As maternidades são difíceis de atravessar porque, como dizia antes, o estado lhes vira as costas e, agora, neste contexto de quarentena, tudo fica mais evidente. Também é difícil ter filhos porque há uma visão muito adultocêntrica e infantofóbica das crianças. As únicas pessoas que tiveram que ficar fechadas, neste contexto de pandemia, foram as crianças. É um exemplo da visão que temos na sociedade e que afeta as maternidades.
É o que vemos quando nos dizem: “bom, agora trabalhar de casa e cuidar de um pequeno”. Mais uma vez, o estado acredita que, então, haverá alguém que cuide dos pequenos, prepare a comida e, além disso, trabalhe de casa.
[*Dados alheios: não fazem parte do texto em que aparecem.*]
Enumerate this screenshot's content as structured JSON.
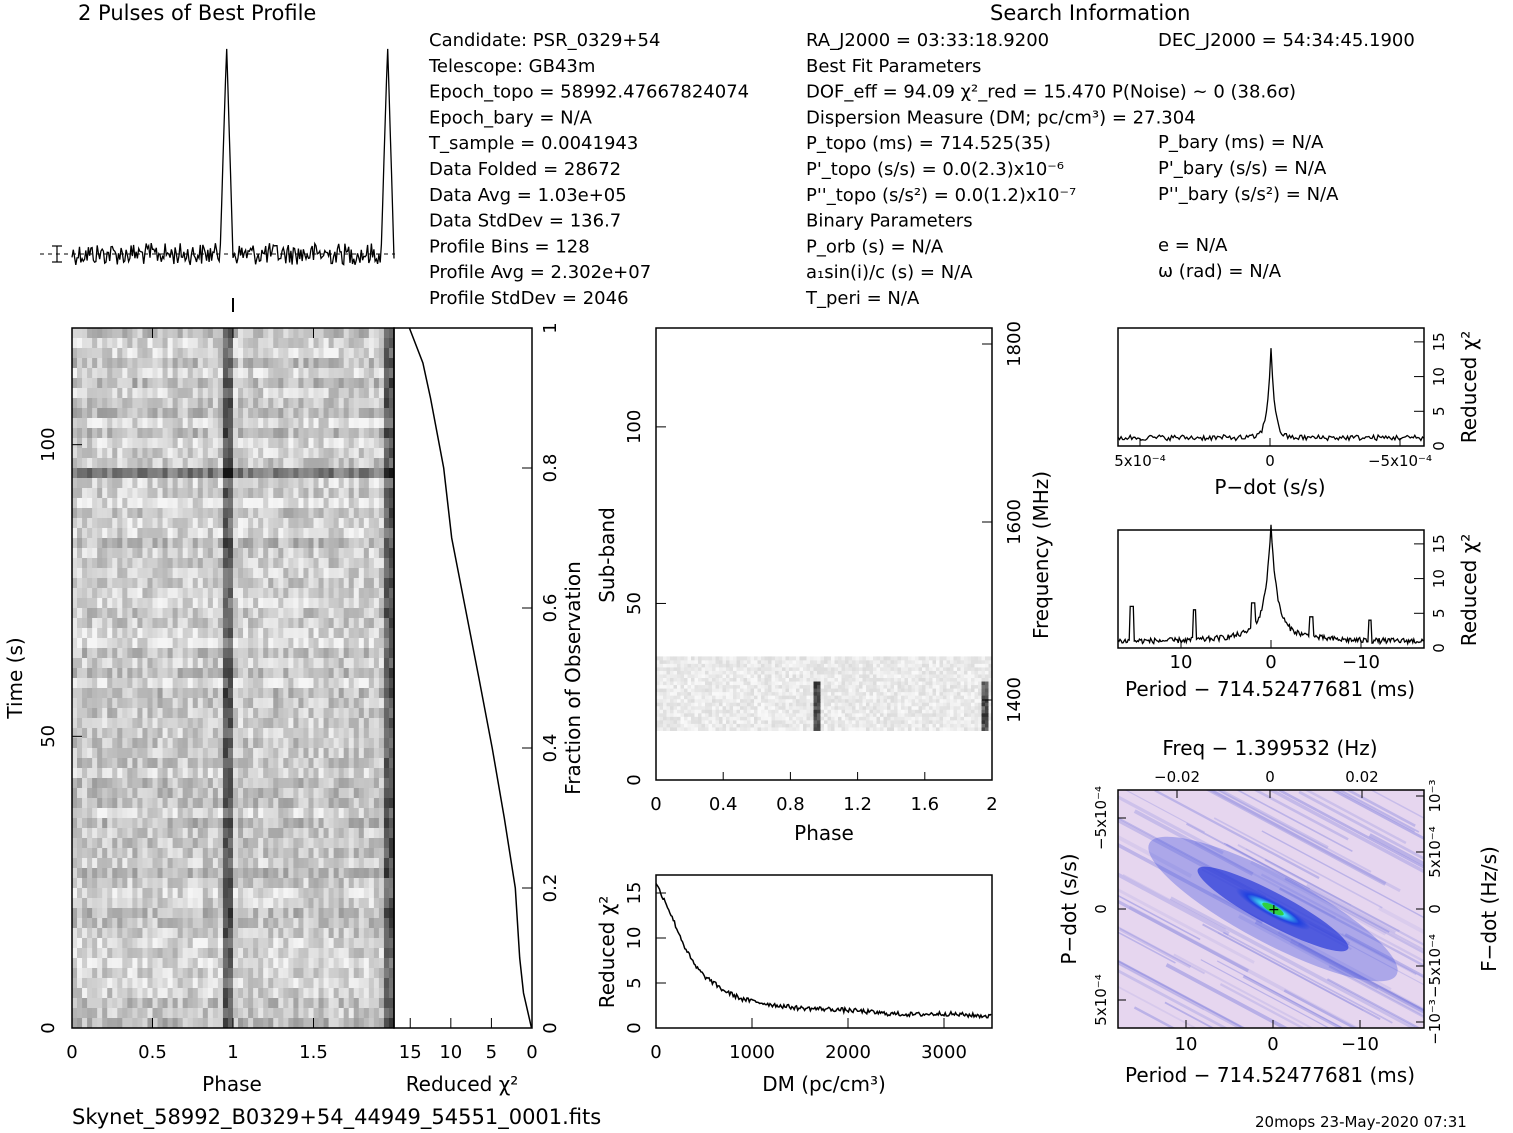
{
  "header": {
    "profile_title": "2 Pulses of Best Profile",
    "search_title": "Search Information",
    "filename": "Skynet_58992_B0329+54_44949_54551_0001.fits",
    "footer": "20mops 23-May-2020 07:31"
  },
  "info": {
    "col1": [
      "Candidate:  PSR_0329+54",
      "Telescope:  GB43m",
      "Epoch_topo = 58992.47667824074",
      "Epoch_bary = N/A",
      "T_sample        =  0.0041943",
      "Data Folded     =  28672",
      "Data Avg        =  1.03e+05",
      "Data StdDev     =  136.7",
      "Profile Bins    =  128",
      "Profile Avg     =  2.302e+07",
      "Profile StdDev  =  2046"
    ],
    "col2": [
      "RA_J2000 = 03:33:18.9200",
      "Best Fit Parameters",
      "DOF_eff = 94.09  χ²_red = 15.470  P(Noise) ~ 0   (38.6σ)",
      "Dispersion Measure (DM; pc/cm³) = 27.304",
      "P_topo (ms) =  714.525(35)",
      "P'_topo (s/s) = 0.0(2.3)x10⁻⁶",
      "P''_topo (s/s²) = 0.0(1.2)x10⁻⁷",
      "Binary Parameters",
      "P_orb (s) = N/A",
      "a₁sin(i)/c (s) = N/A",
      "T_peri = N/A"
    ],
    "col3": [
      "DEC_J2000 = 54:34:45.1900",
      "P_bary (ms) = N/A",
      "P'_bary (s/s) = N/A",
      "P''_bary (s/s²) = N/A",
      "e = N/A",
      "ω (rad) = N/A"
    ]
  },
  "chart_data": [
    {
      "type": "line",
      "id": "pulse-profile",
      "title": "2 Pulses of Best Profile",
      "x": "phase 0-2 (2 pulses)",
      "peak_phases": [
        0.96,
        1.96
      ],
      "noise_level": 0.0
    },
    {
      "type": "heatmap",
      "id": "time-phase",
      "xlabel": "Phase",
      "ylabel": "Time (s)",
      "xlim": [
        0,
        2
      ],
      "ylim": [
        0,
        120
      ],
      "x_ticks": [
        "0",
        "0.5",
        "1",
        "1.5"
      ],
      "y_ticks": [
        "0",
        "50",
        "100"
      ],
      "pulse_phase": 0.96
    },
    {
      "type": "line",
      "id": "chi2-vs-time",
      "xlabel": "Reduced χ²",
      "ylabel": "Fraction of Observation",
      "x_ticks": [
        "15",
        "10",
        "5",
        "0"
      ],
      "y_ticks": [
        "0",
        "0.2",
        "0.4",
        "0.6",
        "0.8",
        "1"
      ],
      "xlim": [
        17,
        0
      ],
      "ylim": [
        0,
        1
      ],
      "points": [
        [
          0.0,
          0
        ],
        [
          1.0,
          0.05
        ],
        [
          1.4,
          0.1
        ],
        [
          2.0,
          0.2
        ],
        [
          3.4,
          0.3
        ],
        [
          5.0,
          0.4
        ],
        [
          6.5,
          0.5
        ],
        [
          8.2,
          0.6
        ],
        [
          9.8,
          0.7
        ],
        [
          11.0,
          0.8
        ],
        [
          12.5,
          0.9
        ],
        [
          13.5,
          0.95
        ],
        [
          15.0,
          1.0
        ]
      ]
    },
    {
      "type": "heatmap",
      "id": "subband-phase",
      "xlabel": "Phase",
      "ylabel": "Sub-band",
      "y2label": "Frequency (MHz)",
      "xlim": [
        0,
        2
      ],
      "ylim": [
        0,
        128
      ],
      "x_ticks": [
        "0",
        "0.4",
        "0.8",
        "1.2",
        "1.6",
        "2"
      ],
      "y_ticks": [
        "0",
        "50",
        "100"
      ],
      "y2_ticks": [
        "1400",
        "1600",
        "1800"
      ],
      "band_range": [
        14,
        35
      ],
      "pulse_phase": 0.96
    },
    {
      "type": "line",
      "id": "chi2-vs-dm",
      "xlabel": "DM (pc/cm³)",
      "ylabel": "Reduced χ²",
      "xlim": [
        0,
        3500
      ],
      "ylim": [
        0,
        17
      ],
      "x_ticks": [
        "0",
        "1000",
        "2000",
        "3000"
      ],
      "y_ticks": [
        "0",
        "5",
        "10",
        "15"
      ],
      "points": [
        [
          0,
          16
        ],
        [
          100,
          14
        ],
        [
          200,
          11.5
        ],
        [
          300,
          9
        ],
        [
          400,
          7
        ],
        [
          500,
          5.8
        ],
        [
          700,
          4.2
        ],
        [
          900,
          3.2
        ],
        [
          1200,
          2.6
        ],
        [
          1500,
          2.2
        ],
        [
          1800,
          2.1
        ],
        [
          2100,
          1.9
        ],
        [
          2400,
          1.6
        ],
        [
          2700,
          1.5
        ],
        [
          3000,
          1.6
        ],
        [
          3300,
          1.4
        ],
        [
          3500,
          1.3
        ]
      ]
    },
    {
      "type": "line",
      "id": "chi2-vs-pdot",
      "xlabel": "P−dot (s/s)",
      "ylabel": "Reduced χ²",
      "x_ticks": [
        "5x10⁻⁴",
        "0",
        "−5x10⁻⁴"
      ],
      "y_ticks": [
        "0",
        "5",
        "10",
        "15"
      ],
      "ylim": [
        0,
        17
      ],
      "peak": 15.5,
      "baseline": 1.2
    },
    {
      "type": "line",
      "id": "chi2-vs-period",
      "xlabel": "Period − 714.52477681 (ms)",
      "ylabel": "Reduced χ²",
      "x_ticks": [
        "10",
        "0",
        "−10"
      ],
      "y_ticks": [
        "0",
        "5",
        "10",
        "15"
      ],
      "xlim": [
        17,
        -17
      ],
      "ylim": [
        0,
        17
      ],
      "peak": 15.5,
      "side_spikes": [
        [
          15.5,
          6
        ],
        [
          8.5,
          5.5
        ],
        [
          2,
          6.5
        ],
        [
          -4.5,
          4.5
        ],
        [
          -11,
          4
        ]
      ]
    },
    {
      "type": "heatmap",
      "id": "period-pdot",
      "title": "Freq − 1.399532 (Hz)",
      "xlabel": "Period − 714.52477681 (ms)",
      "ylabel": "P−dot (s/s)",
      "y2label": "F−dot (Hz/s)",
      "x_ticks": [
        "10",
        "0",
        "−10"
      ],
      "x2_ticks": [
        "−0.02",
        "0",
        "0.02"
      ],
      "y_ticks": [
        "−5x10⁻⁴",
        "0",
        "5x10⁻⁴"
      ],
      "y2_ticks": [
        "10⁻³",
        "5x10⁻⁴",
        "0",
        "−5x10⁻⁴",
        "−10⁻³"
      ],
      "colors": [
        "#e8d8f0",
        "#a098e8",
        "#3040d8",
        "#40e8f0",
        "#30d040"
      ]
    }
  ]
}
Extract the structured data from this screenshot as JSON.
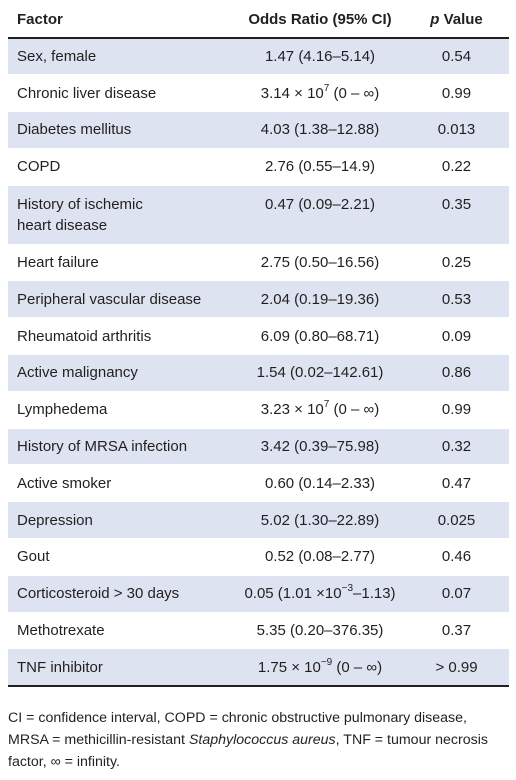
{
  "table": {
    "headers": {
      "factor": "Factor",
      "odds_ratio": "Odds Ratio (95% CI)",
      "p_italic": "p",
      "p_rest": " Value"
    },
    "rows": [
      {
        "factor": "Sex, female",
        "or_base": "1.47 (4.16–5.14)",
        "or_sup": "",
        "or_tail": "",
        "p": "0.54"
      },
      {
        "factor": "Chronic liver disease",
        "or_base": "3.14 × 10",
        "or_sup": "7",
        "or_tail": " (0 – ∞)",
        "p": "0.99"
      },
      {
        "factor": "Diabetes mellitus",
        "or_base": "4.03 (1.38–12.88)",
        "or_sup": "",
        "or_tail": "",
        "p": "0.013"
      },
      {
        "factor": "COPD",
        "or_base": "2.76 (0.55–14.9)",
        "or_sup": "",
        "or_tail": "",
        "p": "0.22"
      },
      {
        "factor": "History of ischemic heart disease",
        "or_base": "0.47 (0.09–2.21)",
        "or_sup": "",
        "or_tail": "",
        "p": "0.35"
      },
      {
        "factor": "Heart failure",
        "or_base": "2.75 (0.50–16.56)",
        "or_sup": "",
        "or_tail": "",
        "p": "0.25"
      },
      {
        "factor": "Peripheral vascular disease",
        "or_base": "2.04 (0.19–19.36)",
        "or_sup": "",
        "or_tail": "",
        "p": "0.53"
      },
      {
        "factor": "Rheumatoid arthritis",
        "or_base": "6.09 (0.80–68.71)",
        "or_sup": "",
        "or_tail": "",
        "p": "0.09"
      },
      {
        "factor": "Active malignancy",
        "or_base": "1.54 (0.02–142.61)",
        "or_sup": "",
        "or_tail": "",
        "p": "0.86"
      },
      {
        "factor": "Lymphedema",
        "or_base": "3.23 × 10",
        "or_sup": "7",
        "or_tail": " (0 – ∞)",
        "p": "0.99"
      },
      {
        "factor": "History of MRSA infection",
        "or_base": "3.42 (0.39–75.98)",
        "or_sup": "",
        "or_tail": "",
        "p": "0.32"
      },
      {
        "factor": "Active smoker",
        "or_base": "0.60 (0.14–2.33)",
        "or_sup": "",
        "or_tail": "",
        "p": "0.47"
      },
      {
        "factor": "Depression",
        "or_base": "5.02 (1.30–22.89)",
        "or_sup": "",
        "or_tail": "",
        "p": "0.025"
      },
      {
        "factor": "Gout",
        "or_base": "0.52 (0.08–2.77)",
        "or_sup": "",
        "or_tail": "",
        "p": "0.46"
      },
      {
        "factor": "Corticosteroid > 30 days",
        "or_base": "0.05 (1.01 ×10",
        "or_sup": "−3",
        "or_tail": "–1.13)",
        "p": "0.07"
      },
      {
        "factor": "Methotrexate",
        "or_base": "5.35 (0.20–376.35)",
        "or_sup": "",
        "or_tail": "",
        "p": "0.37"
      },
      {
        "factor": "TNF inhibitor",
        "or_base": "1.75 × 10",
        "or_sup": "−9",
        "or_tail": " (0 – ∞)",
        "p": "> 0.99"
      }
    ]
  },
  "footnote": {
    "part1": "CI = confidence interval, COPD = chronic obstructive pulmonary disease, MRSA = methicillin-resistant ",
    "italic": "Staphylococcus aureus",
    "part2": ", TNF = tumour necrosis factor, ∞ = infinity."
  }
}
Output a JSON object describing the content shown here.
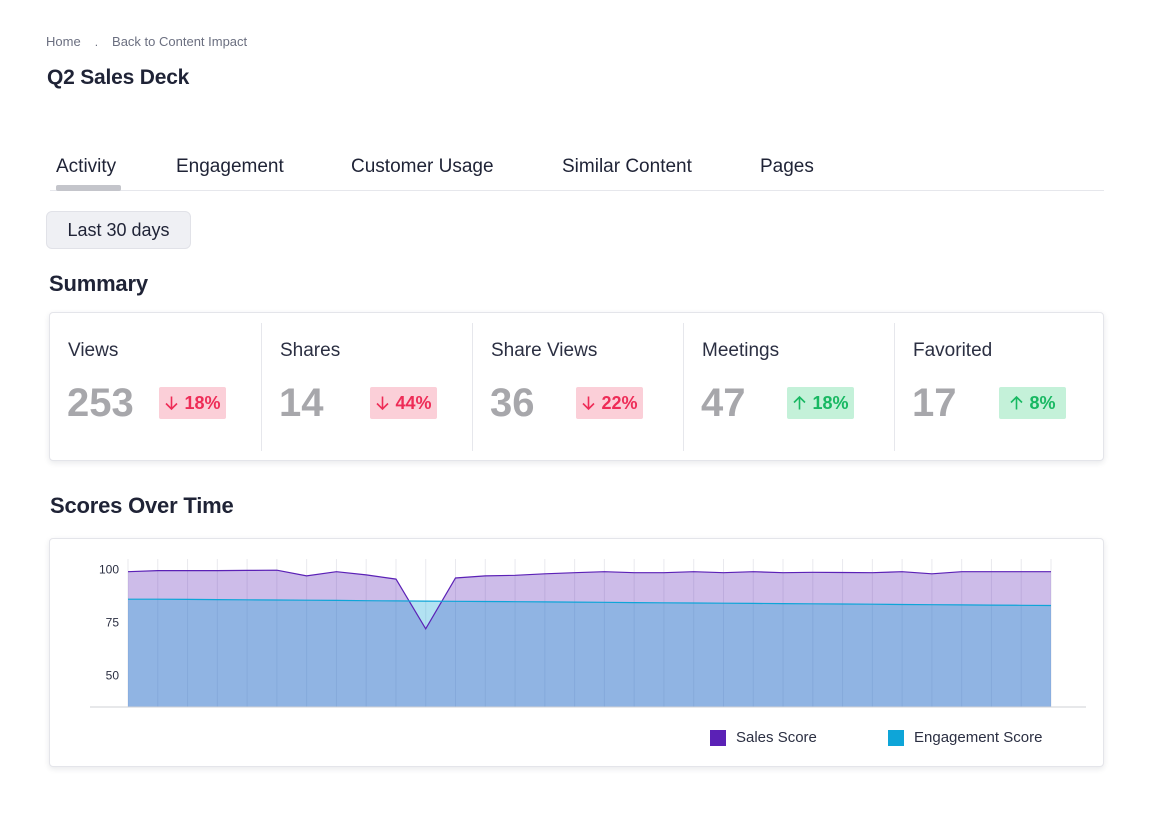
{
  "breadcrumb": {
    "home": "Home",
    "separator": ".",
    "back": "Back to Content Impact"
  },
  "page": {
    "title": "Q2 Sales Deck"
  },
  "tabs": [
    {
      "label": "Activity",
      "active": true
    },
    {
      "label": "Engagement",
      "active": false
    },
    {
      "label": "Customer Usage",
      "active": false
    },
    {
      "label": "Similar Content",
      "active": false
    },
    {
      "label": "Pages",
      "active": false
    }
  ],
  "filter": {
    "date_range": "Last 30 days"
  },
  "summary": {
    "title": "Summary",
    "metrics": [
      {
        "label": "Views",
        "value": "253",
        "change": "18%",
        "direction": "down"
      },
      {
        "label": "Shares",
        "value": "14",
        "change": "44%",
        "direction": "down"
      },
      {
        "label": "Share Views",
        "value": "36",
        "change": "22%",
        "direction": "down"
      },
      {
        "label": "Meetings",
        "value": "47",
        "change": "18%",
        "direction": "up"
      },
      {
        "label": "Favorited",
        "value": "17",
        "change": "8%",
        "direction": "up"
      }
    ]
  },
  "scores": {
    "title": "Scores Over Time"
  },
  "colors": {
    "sales_score": "#5b21b6",
    "engagement_score": "#0ea5d8",
    "down": "#ee2c57",
    "up": "#18b862"
  },
  "chart_data": {
    "type": "area",
    "y_ticks": [
      100,
      75,
      50
    ],
    "ylim": [
      35,
      105
    ],
    "grid": true,
    "legend_position": "bottom-right",
    "series": [
      {
        "name": "Sales Score",
        "color": "#5b21b6",
        "values": [
          99,
          99.5,
          99.5,
          99.5,
          99.6,
          99.7,
          97,
          99,
          97.5,
          95.5,
          72,
          96,
          97,
          97.3,
          98,
          98.5,
          99,
          98.5,
          98.5,
          99,
          98.5,
          99,
          98.5,
          98.7,
          98.6,
          98.5,
          99,
          98,
          99,
          99,
          99,
          99
        ]
      },
      {
        "name": "Engagement Score",
        "color": "#0ea5d8",
        "values": [
          86,
          86,
          85.9,
          85.8,
          85.7,
          85.6,
          85.5,
          85.4,
          85.3,
          85.2,
          85.1,
          85,
          84.9,
          84.8,
          84.7,
          84.6,
          84.5,
          84.4,
          84.3,
          84.2,
          84.1,
          84,
          83.9,
          83.8,
          83.7,
          83.6,
          83.5,
          83.4,
          83.3,
          83.2,
          83.1,
          83
        ]
      }
    ]
  }
}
Esse alguém sempre somos nós, as mulheres. A sociedade dificulta muito o nosso trabalho.
Somos mães sós ou em comunidade?
Querem que sejamos sós, querem a maternidade fechada no lar, que nos viremos como podemos. Mas penso que nós, mães, estamos desafiando isto e estamos armando o que chamamos de “tribo” (com todas as considerações que se deve ter sobre este conceito, já que alguns falam de apropriação cultural e que é interessante pensar). Tentamos criar uma família mais ampla, acima dos laços sanguíneos.
Hoje em dia, também encontramos este apoio nas redes sociais. Historicamente, a maternidade se deu no coletivo e o avanço da sociedade capitalista fez com que seja algo mais individual e é necessário romper com isto. A maternidade na solidão é muito dura. Precisamos deste apoio. As redes nos permitem isto, aflorar muitos temas que são tabus acerca da maternidade e entender que não estamos sozinhas.
É possível ser mãe e ser independente?
Penso que devemos assumir a vulnerabilidade e a dependência como algo positivo, algo que nos permite estar mais vinculadas a outros. Todos, em algum momento, precisamos que alguém cuide de nós. O problema não está na dependência, mas em que o sistema vira as costas. A maternidade é um momento de vulnerabilidade em que se removem muitas coisas, tanto psicologicamente, como fisicamente. Devemos sustentar com orgulho essa vulnerabilidade, porque novamente o problema não somos nós.
Sobre a autora
Esther Vivas é uma jornalista, socióloga e escritora residente em Barcelona. Especializou-se em análise política, consumo crítico e maternidades feministas. Ao longo dos anos 2000, esteve muito envolvida no movimento antiglobalização e no movimento antiguerra. A partir de 2004, abriu um novo campo de reflexão sobre políticas agroalimentares e consumo consciente.
Suas principais obras nestes temas são: “Para onde vai o comércio justo?” (2006) e “O negócio da comida” (2004). Como resultado de se tornar mãe, em 2015, começou a escrever sobre maternidades, violência obstétrica e aleitamento materno. Seu último livro é “Mamá desobediente: una mirada feminista a la maternidad”.